The four pricing models
1. Freelance per-file: $300-$700 per closing
The most common model. A freelance TC charges a flat fee per closed file. Texas market rates as of 2026:
- $300-$400: rural and small-town markets, simpler files.
- $400-$550: mid-sized markets (San Antonio, Fort Worth, El Paso).
- $500-$700: major metros (Austin, Houston, Dallas) — higher cost-of-living and more complex files.
What you get: deadline tracking, document collection, party communication, closing-day coordination — the full operational scope of the role.
Where it breaks: volume. At 30 closings per year, you're at $9,000-$15,000. At 60, $18,000-$30,000. The line scales linearly with success — every additional closing adds another fee.
2. Monthly retainer: $1,500-$3,500/month
Some TCs offer flat monthly retainers — typically $1,500-$3,500 for a defined number of active files (often 10-20 at a time). Below that volume, per-file is cheaper. Above it, retainer wins.
What you get: priority access, faster turnaround, the same scope of work but with less per-file negotiation overhead.
Where it breaks: the file-count cap. Hit a busy month with 25 active files and the retainer either bills extra or de-prioritizes some files. Negotiate the cap up-front.
3. In-house TC employee: $45K-$60K/year
For agents or teams doing 80+ closings per year, an in-house TC starts to make sense. Texas TC salaries are typically:
- $45,000-$50,000: junior or new-to-role.
- $50,000-$60,000: experienced, full-cycle file management.
- $60,000+: TC team lead or specialist (luxury, commercial-residential crossover).
Loaded cost (benefits, payroll taxes, software, workspace) typically adds 25-40% to base salary, so realistic total cost is $55,000-$85,000/year.
Where it breaks: the floor. You pay $55K+ in slow months. Vacation coverage, training, and management overhead add hidden costs.

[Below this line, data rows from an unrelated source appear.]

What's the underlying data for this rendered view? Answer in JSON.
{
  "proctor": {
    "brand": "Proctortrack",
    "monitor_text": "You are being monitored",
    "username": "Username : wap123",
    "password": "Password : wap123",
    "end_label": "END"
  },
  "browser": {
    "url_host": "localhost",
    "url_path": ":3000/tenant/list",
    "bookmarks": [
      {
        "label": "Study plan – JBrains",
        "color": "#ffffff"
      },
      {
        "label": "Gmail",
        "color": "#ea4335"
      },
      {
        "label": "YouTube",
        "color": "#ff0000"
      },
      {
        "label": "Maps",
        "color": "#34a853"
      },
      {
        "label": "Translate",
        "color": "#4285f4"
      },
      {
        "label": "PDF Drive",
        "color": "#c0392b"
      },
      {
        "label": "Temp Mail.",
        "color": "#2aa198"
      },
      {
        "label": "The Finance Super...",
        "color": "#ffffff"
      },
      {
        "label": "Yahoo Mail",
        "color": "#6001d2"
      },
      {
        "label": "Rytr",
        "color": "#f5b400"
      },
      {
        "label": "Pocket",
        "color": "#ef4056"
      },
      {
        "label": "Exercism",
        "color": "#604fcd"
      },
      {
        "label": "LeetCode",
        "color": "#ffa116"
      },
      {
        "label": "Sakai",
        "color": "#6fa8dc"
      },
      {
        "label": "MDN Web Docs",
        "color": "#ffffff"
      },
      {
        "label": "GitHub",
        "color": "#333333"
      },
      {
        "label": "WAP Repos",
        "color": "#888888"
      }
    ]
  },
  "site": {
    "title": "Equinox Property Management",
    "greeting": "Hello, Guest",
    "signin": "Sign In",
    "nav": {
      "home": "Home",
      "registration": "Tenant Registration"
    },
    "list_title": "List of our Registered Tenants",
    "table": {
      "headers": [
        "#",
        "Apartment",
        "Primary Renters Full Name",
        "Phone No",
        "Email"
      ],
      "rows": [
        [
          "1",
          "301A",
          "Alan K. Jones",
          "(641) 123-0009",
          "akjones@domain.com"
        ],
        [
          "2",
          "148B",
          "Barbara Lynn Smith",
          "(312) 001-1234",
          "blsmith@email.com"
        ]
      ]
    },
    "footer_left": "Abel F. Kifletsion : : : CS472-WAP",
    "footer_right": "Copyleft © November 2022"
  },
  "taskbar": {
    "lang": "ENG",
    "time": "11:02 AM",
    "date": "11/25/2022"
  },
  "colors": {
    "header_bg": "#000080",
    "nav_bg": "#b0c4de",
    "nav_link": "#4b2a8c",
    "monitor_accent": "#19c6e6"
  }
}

4. AI transaction coordinator: $29/month flat
The newest option. AI-native tools automate the pattern-driven work that makes up the majority of TC tasks: deadline math (with TREC paragraph citations), follow-up email drafting, document QA against the executed contract.
Dossie's founding-member rate is $29 per month, flat, regardless of file count. That's the only hard number we'll quote — every other figure on this page is a market range.
Where it breaks: AI doesn't drive to the title company on closing day or chase a stuck septic inspector. For high-touch white-glove service, a human TC is still the answer.
Per-closing cost comparison
| Model | Cost / closing (at 50 deals/year) | Cost / closing (at 100 deals/year) | Best for |
|---|---|---|---|
| Freelance per-file ($500/file) | $500 | $500 | 10-30 deals |
| Retainer ($2,500/month) | $600 | $300 | 20-50 deals |
| In-house ($65K loaded) | $1,300 | $650 | 80+ deals |
| AI (Dossie $29/month) | ~$7 | ~$3.50 | Any volume |
Who pays the TC fee?
The agent. The TC fee is the agent's cost of doing business — not a closing-statement line item that the buyer or seller sees. Some agents pass the cost through as a 'compliance fee,' which is generally legal in Texas if disclosed in writing, but most just absorb it.
What you should actually pay
If you're doing fewer than 10 deals a year, you're probably running your own TC work — and Dossie at $29/month replaces the spreadsheet-and-calendar system most agents use today.
At 10-30 deals, freelance per-file is the most flexible. The math is easy: roughly 5% of commission goes to the TC line item.
At 30+ deals, retainer or in-house starts paying for itself. AI still earns its $29 by giving the human TC better data to work with.
The wrong answer is doing nothing. The cost of a missed option-period deadline or a financing notice that never got delivered is the entire commission — plus a potential broker complaint or lawsuit.